In the U.S., there have been reports of people getting robbed and causing car accidents, as well as entering restricted areas including a nuclear power plant, in their pursuit of monsters.

The Cabinet Office on Thursday released a nine-point warning, including that players should guard against heatstroke as they walk around in the hot summer weather. It also warns people against playing while they are walking and as well as watch out for fake “Pokemon Go” apps.

Information security firm Trend Micro Inc. said Thursday that such fake apps have emerged overseas.

The firm has confirmed 43 counterfeit products, all of which run on Google Inc.’s Android operating system.

Of the fake products, 19 are fraudulent or “nuisance” apps, such as programs to remotely control smartphones to steal individual information, flash unwanted advertisements, and install other irregular apps, the firm said.

Meanwhile, the monster success of “Pokemon Go” has spread positive economic effects, especially for two struggling firms behind it — Nintendo and primary sponsor McDonald’s Japan.

Nintendo is widely seen as a latecomer to the smartphone gaming sector.

While it was apparently not directly involved with the development of “Pokemon Go,” its share price soared from ¥14,490 before launch to ¥28,220 as of close on Friday.

And McDonald’s Japan, which suffered major damage when an expired-meat scandal in 2014 and allegations of contaminated food sent diners elsewhere, is also seen profiting from the game.

Under a sponsorship deal, the roughly 2,900 McDonald’s eateries in Japan will become spots known as Gyms and PokeStops, where people can train their monsters and pit them in battle against those of other players, and also obtain items to progress in the game.

Its stock price jumped to ¥3,620 on Friday, compared with ¥3,000 a week earlier.

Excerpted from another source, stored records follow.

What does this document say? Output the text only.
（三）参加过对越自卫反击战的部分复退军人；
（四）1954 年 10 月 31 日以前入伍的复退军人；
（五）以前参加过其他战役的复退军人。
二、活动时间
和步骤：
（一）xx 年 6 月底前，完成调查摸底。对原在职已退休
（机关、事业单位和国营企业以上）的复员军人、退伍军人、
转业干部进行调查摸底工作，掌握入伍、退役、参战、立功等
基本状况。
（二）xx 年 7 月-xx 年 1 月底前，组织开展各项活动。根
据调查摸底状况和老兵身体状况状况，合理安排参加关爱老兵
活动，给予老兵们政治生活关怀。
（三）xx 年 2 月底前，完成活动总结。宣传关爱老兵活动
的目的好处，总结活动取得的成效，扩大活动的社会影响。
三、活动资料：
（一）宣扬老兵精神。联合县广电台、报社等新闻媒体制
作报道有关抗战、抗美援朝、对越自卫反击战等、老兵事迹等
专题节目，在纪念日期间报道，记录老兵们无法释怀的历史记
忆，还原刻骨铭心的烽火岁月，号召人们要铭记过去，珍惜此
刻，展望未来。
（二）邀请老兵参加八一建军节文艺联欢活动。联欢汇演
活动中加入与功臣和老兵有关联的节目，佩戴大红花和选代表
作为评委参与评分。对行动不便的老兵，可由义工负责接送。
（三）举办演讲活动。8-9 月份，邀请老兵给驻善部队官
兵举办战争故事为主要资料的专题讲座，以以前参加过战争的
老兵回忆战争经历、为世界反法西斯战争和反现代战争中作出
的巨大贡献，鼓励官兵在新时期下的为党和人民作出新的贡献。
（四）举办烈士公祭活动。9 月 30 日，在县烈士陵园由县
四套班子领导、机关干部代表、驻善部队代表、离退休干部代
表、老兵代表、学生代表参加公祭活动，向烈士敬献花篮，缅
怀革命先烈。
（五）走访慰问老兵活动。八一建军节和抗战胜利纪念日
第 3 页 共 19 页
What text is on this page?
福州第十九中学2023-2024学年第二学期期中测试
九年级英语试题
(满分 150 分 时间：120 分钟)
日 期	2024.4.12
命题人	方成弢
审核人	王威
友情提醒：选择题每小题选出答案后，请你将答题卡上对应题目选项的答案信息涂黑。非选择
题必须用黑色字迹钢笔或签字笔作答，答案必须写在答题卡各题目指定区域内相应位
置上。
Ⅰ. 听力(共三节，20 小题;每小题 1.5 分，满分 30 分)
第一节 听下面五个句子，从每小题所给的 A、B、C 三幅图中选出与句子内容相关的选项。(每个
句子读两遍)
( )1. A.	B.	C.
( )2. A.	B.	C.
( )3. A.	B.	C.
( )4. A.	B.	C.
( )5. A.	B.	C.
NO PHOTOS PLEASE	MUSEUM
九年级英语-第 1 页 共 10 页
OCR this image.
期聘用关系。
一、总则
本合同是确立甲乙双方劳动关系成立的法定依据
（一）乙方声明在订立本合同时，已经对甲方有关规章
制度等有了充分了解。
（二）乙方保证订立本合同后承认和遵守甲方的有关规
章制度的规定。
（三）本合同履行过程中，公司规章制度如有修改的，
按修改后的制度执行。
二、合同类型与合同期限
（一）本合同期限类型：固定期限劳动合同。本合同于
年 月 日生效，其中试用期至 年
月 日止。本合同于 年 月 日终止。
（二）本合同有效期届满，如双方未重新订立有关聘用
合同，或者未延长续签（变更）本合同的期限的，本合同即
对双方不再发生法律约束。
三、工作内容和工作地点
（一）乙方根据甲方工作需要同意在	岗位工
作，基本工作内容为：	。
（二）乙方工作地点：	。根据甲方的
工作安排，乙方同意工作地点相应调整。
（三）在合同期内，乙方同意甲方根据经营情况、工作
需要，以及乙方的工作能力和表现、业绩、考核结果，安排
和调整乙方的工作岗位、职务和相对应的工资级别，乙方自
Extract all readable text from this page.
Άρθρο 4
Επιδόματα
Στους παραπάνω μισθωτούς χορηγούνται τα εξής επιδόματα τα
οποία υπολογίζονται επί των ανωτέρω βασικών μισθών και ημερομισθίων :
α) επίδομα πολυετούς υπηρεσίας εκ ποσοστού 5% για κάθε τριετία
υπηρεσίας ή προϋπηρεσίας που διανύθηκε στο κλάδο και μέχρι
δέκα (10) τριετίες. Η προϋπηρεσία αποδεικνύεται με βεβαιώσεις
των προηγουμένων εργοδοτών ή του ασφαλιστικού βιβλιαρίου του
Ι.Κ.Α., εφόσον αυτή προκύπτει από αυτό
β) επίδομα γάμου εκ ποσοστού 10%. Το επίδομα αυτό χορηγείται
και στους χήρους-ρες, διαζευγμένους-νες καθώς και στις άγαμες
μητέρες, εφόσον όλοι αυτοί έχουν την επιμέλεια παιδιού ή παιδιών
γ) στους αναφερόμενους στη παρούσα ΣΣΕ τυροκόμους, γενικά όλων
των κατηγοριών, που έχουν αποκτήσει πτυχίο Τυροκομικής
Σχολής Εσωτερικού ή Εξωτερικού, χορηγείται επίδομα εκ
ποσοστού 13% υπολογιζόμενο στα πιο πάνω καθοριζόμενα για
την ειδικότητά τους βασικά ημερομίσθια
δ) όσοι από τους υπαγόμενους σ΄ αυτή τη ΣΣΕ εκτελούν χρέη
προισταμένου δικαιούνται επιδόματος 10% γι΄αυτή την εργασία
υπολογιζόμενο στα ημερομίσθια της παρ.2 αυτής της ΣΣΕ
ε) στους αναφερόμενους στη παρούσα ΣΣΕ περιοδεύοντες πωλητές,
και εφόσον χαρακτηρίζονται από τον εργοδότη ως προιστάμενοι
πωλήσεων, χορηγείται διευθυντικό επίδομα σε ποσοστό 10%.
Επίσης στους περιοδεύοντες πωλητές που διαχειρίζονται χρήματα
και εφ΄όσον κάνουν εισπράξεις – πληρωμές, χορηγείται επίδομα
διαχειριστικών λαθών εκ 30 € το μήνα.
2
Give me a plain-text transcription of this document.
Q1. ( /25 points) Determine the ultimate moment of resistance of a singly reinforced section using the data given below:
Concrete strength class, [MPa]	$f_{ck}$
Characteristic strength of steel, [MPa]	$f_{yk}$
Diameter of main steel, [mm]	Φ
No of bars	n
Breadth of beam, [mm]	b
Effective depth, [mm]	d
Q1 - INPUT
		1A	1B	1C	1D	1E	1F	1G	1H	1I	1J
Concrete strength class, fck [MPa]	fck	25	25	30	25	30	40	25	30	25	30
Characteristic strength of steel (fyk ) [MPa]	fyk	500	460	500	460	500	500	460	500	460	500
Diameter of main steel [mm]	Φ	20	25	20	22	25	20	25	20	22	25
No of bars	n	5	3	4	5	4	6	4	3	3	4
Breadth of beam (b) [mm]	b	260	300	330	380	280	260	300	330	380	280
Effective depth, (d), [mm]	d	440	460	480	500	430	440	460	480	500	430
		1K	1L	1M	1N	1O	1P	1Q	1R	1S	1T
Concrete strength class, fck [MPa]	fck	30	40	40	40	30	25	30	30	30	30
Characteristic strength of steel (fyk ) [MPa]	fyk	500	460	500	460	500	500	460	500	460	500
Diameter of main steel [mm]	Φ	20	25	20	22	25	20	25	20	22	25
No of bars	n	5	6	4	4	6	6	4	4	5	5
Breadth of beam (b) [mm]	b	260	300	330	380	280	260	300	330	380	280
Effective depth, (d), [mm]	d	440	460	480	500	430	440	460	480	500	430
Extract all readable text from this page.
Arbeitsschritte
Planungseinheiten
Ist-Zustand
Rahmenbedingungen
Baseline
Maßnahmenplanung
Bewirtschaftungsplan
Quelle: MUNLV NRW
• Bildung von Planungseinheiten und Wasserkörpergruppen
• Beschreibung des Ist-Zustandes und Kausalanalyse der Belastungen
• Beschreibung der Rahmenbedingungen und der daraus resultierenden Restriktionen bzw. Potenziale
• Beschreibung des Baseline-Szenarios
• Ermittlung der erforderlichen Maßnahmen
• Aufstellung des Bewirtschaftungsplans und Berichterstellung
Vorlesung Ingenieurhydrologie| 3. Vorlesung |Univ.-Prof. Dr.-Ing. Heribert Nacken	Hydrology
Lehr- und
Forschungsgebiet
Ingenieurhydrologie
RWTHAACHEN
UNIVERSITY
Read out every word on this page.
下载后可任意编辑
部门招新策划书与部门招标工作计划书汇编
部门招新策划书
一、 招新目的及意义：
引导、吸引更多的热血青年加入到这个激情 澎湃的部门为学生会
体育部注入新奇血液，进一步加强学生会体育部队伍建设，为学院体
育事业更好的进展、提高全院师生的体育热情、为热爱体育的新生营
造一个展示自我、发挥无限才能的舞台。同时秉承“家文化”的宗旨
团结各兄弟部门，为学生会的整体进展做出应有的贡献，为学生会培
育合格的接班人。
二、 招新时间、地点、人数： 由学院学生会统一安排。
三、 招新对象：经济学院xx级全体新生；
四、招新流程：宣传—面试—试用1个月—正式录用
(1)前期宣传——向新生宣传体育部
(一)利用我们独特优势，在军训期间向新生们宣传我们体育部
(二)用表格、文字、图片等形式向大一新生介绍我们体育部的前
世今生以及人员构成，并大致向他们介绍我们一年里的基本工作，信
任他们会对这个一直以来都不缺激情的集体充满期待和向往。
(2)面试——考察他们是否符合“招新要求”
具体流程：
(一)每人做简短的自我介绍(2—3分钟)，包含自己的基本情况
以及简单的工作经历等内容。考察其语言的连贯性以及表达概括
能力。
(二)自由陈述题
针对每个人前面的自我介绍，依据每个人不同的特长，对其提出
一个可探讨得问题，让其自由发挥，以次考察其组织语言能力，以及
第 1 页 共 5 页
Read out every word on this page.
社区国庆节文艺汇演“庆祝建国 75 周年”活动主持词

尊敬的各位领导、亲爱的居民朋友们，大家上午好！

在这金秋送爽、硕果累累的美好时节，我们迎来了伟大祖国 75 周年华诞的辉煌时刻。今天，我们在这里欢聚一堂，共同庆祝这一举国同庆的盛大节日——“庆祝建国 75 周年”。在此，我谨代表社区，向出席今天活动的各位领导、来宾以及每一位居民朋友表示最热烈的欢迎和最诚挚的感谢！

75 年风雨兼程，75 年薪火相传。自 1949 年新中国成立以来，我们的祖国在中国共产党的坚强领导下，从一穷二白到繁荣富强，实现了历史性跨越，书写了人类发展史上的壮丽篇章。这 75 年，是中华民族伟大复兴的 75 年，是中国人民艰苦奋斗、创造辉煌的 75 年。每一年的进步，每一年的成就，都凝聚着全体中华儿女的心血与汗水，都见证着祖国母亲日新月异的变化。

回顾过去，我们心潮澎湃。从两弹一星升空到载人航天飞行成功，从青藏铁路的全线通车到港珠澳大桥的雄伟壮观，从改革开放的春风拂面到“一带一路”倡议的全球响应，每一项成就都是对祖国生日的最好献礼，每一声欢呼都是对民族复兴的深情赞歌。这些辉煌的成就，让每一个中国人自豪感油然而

The game was jointly created by Niantic, a Google spinoff, and the Pokemon Co., while Nintendo Co. makes a wearable device called Pokemon Go Plus that works with the app.

It is available for smartphones powered by Apple Inc.’s iOS and Android.

In its first two weeks the game registered more than 30 million downloads and made $35 million in revenue, according to U.S.-based app research firm SensorTower Inc.

The firm also said Tuesday that “Pokemon Go” racked up the fastest 10 million downloads ever, in just seven days, beating other smartphone smash-hit games such as “Clash Royale” and “Candy Crush Jelly Saga.”

The game earns revenue by selling virtual currency called Pokecoins that players can use to purchase in-game items.

They can earn coins in the course of play, and those who want to advance swiftly can purchase Pokecoins from an in-app store using a credit card or gift card.